Joao Guimaraes received his B.Eng. in Computer Science and Systems Engineering from the University of Minho, Portugal. In 2009, he started his Ph.D. in Computational Biology supervised by Adam Arkin at the University of California, Berkeley and Miguel Rocha at the University of Minho, Portugal.

As part of his graduate studies, he was also a researcher at the BIOFAB: International Open Facility Advancing Biotechnology. The main focus of his graduate studies has been the development of computational models to understand gene regulation in natural systems and to aid engineering synthetic genetic elements leading to a predictable control of gene expression in bacteria.

Tue July 9 | 2:00 - 4:00
ABSTRACT: Quantitative estimation of activity and quality for collections of functional genetic elements and definition of design principles for predictable gene expression.

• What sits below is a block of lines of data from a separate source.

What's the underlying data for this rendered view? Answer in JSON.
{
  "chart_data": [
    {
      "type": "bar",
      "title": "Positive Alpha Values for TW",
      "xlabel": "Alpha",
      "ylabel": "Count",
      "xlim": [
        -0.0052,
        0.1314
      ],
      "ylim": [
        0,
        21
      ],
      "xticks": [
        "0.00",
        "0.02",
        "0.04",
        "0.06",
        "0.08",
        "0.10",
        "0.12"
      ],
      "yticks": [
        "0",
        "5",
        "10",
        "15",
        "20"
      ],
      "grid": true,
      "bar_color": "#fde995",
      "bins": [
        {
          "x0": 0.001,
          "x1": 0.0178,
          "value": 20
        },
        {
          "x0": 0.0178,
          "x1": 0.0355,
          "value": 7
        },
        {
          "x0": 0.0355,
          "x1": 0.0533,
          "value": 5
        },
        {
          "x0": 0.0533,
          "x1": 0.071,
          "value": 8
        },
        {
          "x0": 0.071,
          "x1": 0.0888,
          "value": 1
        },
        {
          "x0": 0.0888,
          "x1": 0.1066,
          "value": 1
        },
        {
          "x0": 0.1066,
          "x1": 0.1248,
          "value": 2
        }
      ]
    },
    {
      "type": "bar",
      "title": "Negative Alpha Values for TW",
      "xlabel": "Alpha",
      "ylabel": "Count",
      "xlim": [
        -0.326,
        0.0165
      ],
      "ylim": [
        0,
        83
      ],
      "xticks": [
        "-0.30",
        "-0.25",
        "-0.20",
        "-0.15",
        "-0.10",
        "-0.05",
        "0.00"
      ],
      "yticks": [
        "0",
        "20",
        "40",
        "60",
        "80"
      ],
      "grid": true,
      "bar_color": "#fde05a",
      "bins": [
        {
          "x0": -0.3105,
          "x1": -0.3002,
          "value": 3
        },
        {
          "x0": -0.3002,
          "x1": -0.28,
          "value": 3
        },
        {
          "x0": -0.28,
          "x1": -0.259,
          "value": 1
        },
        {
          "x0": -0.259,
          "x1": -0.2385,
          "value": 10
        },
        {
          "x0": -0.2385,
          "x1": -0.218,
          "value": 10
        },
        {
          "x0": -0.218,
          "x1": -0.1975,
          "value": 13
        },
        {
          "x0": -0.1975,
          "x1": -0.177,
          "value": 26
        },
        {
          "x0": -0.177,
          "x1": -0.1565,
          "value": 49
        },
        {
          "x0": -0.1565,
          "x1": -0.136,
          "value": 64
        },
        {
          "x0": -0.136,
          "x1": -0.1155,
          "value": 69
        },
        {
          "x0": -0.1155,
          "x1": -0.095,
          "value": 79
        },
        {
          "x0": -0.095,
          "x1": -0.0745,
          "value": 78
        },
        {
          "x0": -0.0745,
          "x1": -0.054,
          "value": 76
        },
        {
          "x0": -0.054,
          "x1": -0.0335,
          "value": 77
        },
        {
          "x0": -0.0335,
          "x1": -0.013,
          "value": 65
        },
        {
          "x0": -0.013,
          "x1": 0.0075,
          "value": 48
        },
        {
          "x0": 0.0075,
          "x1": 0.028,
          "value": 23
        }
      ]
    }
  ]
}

The practice of engineering biology now depends on the ad hoc reuse of genetic elements whose precise activities vary across changing contexts. Methods are lacking for researchers to affordably coordinate the quantification and analysis of part performance across varied environments, as needed to identify, evaluate and improve problematic part types. We developed an easy-to-use analysis of variance (ANOVA) framework for quantifying the performance of genetic elements. For proof of concept, we assembled and analyzed combinations of prokaryotic transcription and translation initiation elements in Escherichia coli. We propose a new statistic, biomolecular part “quality,” for tracking quantitative variation in part performance across changing contexts. We used this metric to identify design flaws leading to unpredictable behavior, and motivate the engineering of improved genetic elements that can reliably express sequence distinct genes across a 1000-fold observed dynamic range and within 2-fold relative target expression windows with ~93% reliability. Lastly, we characterized a set of transcription terminators with widely variable efficiencies; used co-transcriptional folding simulations to identify context effects leading to deviant behavior; and developed a sequence-activity relationship model for this class of elements. In summary, we developed a gene expression control system comprised of transcription and translation initiation elements, and transcription terminators with predictable performance that enable reliable forward engineering of gene expression at genome scales.